在指针指向的地址处创建结构 [英] Creating a struct at address pointed by pointer
问题描述
我有一个unsigned char* head
指向内存中的某个addess,现在我必须创建一个我已经从该指针的位置开始声明的typedef结构...我对如何做到这一点感到困惑!
I have a unsigned char* head
that is pointing to a certain addess in memory and now I have to create a typedef struct that I've declared starting at the location of that pointer...I am confused on how to do that!
这是typedef的声明
Here is the declaration of the typedef
typedef struct {
struct block *next;
struct block *prev;
int size;
unsigned char *buffer;
} block;
我的工作涉及实现malloc,所以我不能使用malloc.一个块是free_list的一部分,它包含我程序堆中所有空闲内存块的所有块.因此,指向上一个和下一个空闲内存块的上一个和下一个指针.

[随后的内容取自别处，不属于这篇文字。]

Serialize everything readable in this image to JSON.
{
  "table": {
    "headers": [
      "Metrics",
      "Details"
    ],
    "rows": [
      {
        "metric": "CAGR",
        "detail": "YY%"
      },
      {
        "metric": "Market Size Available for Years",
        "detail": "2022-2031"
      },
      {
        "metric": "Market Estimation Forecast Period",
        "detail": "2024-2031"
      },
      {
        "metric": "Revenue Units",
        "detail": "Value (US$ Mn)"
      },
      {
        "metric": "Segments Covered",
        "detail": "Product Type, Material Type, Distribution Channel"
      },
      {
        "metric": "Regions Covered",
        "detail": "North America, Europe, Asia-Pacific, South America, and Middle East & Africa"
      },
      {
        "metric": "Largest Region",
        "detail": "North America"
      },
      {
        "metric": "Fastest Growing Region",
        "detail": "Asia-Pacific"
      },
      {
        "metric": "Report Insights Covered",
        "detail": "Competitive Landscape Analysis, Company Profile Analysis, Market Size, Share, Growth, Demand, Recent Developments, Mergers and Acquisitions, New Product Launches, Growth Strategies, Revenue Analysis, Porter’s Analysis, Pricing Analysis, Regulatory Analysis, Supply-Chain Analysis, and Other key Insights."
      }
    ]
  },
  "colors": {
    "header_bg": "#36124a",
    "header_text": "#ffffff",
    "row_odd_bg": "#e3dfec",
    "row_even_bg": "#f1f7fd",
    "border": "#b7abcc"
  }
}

My assignment involves implementing malloc, so I can't use malloc. A block is part of a free_list which contains all chunks of free memory blocks that I have in my program heap. Hence, the previous and next pointers that point to the previous and next free blocks of memory.
Head指向free_list的开头.当我不得不拆分时,说第一块空闲内存可以满足需要较少空间的malloc()请求,那么我需要移动该头并在那里创建一个新的块结构.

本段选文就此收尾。